= 1998 Georgia state elections =

== State elections ==
The 1998 elections saw the first elections of African American candidates and of a woman candidate to statewide office.

=== Governor ===

Democratic State Senator Roy Barnes defeated Secretary of State Lewis A. Massey to win the Democratic primary. Running on the themes of education reform and health care reform, Barnes defeated Republican businessman Guy Millner in the general election with a victory of 52% to 44% to become the 80th Governor of Georgia.

=== Lieutenant Governor ===

Democratic State Senator Mark Taylor defeated Republican candidate Mitch Skandalakis and took office on January 11, 1999.

=== Attorney General ===

Appointed to the position the previous year, Democratic incumbent Attorney General Thurbert Baker ran unopposed in the Democratic primary. With 50.9% of the vote, he defeated Republican State Representative David Ralston (45.3%) and Libertarian candidate Walker Chandler (3.8%) to win a full term, becoming one of the first two African American state Attorney General in Georgia.

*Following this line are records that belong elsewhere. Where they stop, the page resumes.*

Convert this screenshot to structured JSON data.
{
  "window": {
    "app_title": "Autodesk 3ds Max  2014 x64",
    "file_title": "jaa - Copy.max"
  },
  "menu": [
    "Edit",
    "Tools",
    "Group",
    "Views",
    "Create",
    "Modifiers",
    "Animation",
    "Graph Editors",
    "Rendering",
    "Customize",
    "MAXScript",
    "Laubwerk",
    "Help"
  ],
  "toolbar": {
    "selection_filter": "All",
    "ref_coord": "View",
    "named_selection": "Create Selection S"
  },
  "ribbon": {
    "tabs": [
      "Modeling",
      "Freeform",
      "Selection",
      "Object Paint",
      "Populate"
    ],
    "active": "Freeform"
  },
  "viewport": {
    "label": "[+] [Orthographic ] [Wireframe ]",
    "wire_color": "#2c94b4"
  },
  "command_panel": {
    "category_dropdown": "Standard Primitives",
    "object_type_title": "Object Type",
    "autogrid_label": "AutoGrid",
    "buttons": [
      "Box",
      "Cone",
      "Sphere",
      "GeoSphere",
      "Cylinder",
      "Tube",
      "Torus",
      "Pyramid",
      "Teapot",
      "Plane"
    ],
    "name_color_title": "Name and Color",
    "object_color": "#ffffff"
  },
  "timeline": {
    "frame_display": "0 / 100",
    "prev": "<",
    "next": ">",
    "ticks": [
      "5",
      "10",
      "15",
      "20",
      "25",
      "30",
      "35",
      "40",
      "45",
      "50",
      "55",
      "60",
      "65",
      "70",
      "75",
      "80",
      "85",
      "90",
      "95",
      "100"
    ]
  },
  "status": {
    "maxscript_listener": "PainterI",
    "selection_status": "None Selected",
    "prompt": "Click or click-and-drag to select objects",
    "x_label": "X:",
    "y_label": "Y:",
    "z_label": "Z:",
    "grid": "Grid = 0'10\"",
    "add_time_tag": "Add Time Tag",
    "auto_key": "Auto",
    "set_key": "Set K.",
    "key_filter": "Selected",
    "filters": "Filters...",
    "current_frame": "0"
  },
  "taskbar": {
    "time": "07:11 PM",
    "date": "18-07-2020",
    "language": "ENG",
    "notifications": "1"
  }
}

=== Secretary of State ===

Democratic State Representative Cathy Cox ran for Georgia Secretary of State in 1998 and defeated Republican candidate John A. McCallum with 56.6% of the vote, becoming the 25th Secretary of State of Georgia and the first woman elected to the position.

=== Labor Commissioner ===
Democratic State Representative Mike Thurmond defeated Republican candidate John F. Collins 52.7-47.3.

=== Insurance and Fire Commissioner ===
Republican incumbent John Oxendine defeated Democratic State Representative Henrietta Canty and Libertarian candidate Joshua Batcheler.

=== School Superintendent ===
Republican incumbent Linda Schrenko defeated Democratic candidate Joe Martin and Libertarian Michael Cartwright.

=== Public Service Commission ===
In the first election for the PSC to use "residency districts" for the at-large seats, Republican incumbent Bobby Baker defeated Democratic candidate Anna Hargis for a second term. In a special election to succeed Dave Baker, Democrat Lauren "Bubba" McDonald defeated Jim Cole and Jim Kulstad.

=== Georgia General Assembly ===
Members were elected to the 145th Georgia General Assembly.